DEADLINE: So either you hold the film back or choose a digital platform like you’ve done with Extraction. What’s the pressure on indie financiers who have to carry interest on loans needed to make these films if they postpone release indefinitely?
JOE RUSSO: Our mission as storytellers is get people to see the stories. Carrying the interest is just a burden like it is for every other business in the country and around the world. It’s hard to predict because we don’t have enough information and testing needed to heal the economy sooner than later. It’s an unprecedented time for people to figure out how to recoup their investments on films.
ANTHONY RUSSO: We can’t answer until we figure out the road forward for City of a Million Soldiers, and then further down when we do the same for Cherry. There’s a burden on setting up new projects, making deals and it’s not clear if that process has been slowed down because of what’s happening.
DEADLINE: Exactly one year ago it was all about the box office on Endgame, in 4,600 theaters playing 24 hours a day at first. What’s the treasured memory for each of you?
JOE RUSSO: My most treasured memory is when Ant and I, Kevin Feige, Markus & McFeely and Lou D’Esposito snuck into the Westwood Theater on opening night to watch it with an audience. I’ve never had an experience like that in a movie theater, where an audience was that viscerally and emotionally connected to what was going on, vocalizing and emoting the way they were. We had chills all around and were brought to tears once or twice, realizing you told a story that had such binding communal impact. It was something we’ll never forget.
ANTHONY RUSSO: It’s related to what you’re exploring here. We grew up in Cleveland and rock music and going to concerts was everything. To be in a movie theater that feels like a rock arena, I never imagined it and to be part of that energy and see the crowds experience the movie in that way with that fervor, sharing it together and feeding one another. That was something I never anticipated and to see it happen on that movie…it keeps you humbled because you don’t know where art is going to take you or where movies take us. It was nice to be part of that moment.
DEADLINE: So while you’re today opening what might well be a game-changing feature film for Netflix, it sure sounds like there is a part of the communal moviegoing experience that is impossible to replicate.

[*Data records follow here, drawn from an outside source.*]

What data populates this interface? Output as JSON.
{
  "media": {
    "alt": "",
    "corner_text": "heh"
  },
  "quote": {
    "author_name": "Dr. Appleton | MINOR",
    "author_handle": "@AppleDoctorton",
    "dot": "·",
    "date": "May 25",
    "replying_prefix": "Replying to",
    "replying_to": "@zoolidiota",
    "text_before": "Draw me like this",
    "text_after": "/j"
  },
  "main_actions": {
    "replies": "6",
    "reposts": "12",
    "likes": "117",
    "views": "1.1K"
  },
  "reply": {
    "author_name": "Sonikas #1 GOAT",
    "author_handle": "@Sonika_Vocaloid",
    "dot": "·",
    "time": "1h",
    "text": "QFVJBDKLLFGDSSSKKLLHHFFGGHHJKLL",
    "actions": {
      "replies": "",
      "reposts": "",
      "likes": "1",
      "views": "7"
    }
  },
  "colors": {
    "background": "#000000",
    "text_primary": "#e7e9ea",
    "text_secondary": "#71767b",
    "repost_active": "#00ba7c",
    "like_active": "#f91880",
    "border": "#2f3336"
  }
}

JOE RUSSO: Theatrical is going to be complicated over the next year or two, but we don’t think it’s going anywhere. We will always want that communal experience. It’s just what the economics can support for that experience, as the quality and films in digital get higher and higher and the quality of the equipment gets better around the world. This next generation isn’t afraid to watch content on their phones and computers. Most special about Endgame was trying to replicate the feeling we had as kids and teens in movie theaters, the emotions we felt after slipping into a dark theater with a bunch of people we didn’t know and being inspired, moved, and made to laugh and cry and leaving with a feeling that stayed with us for days. And then we’d go back and see the same movie five times to try and recapture it. To draw a direct line to our experience on Endgame, it was the fulfillment of a lifelong dream.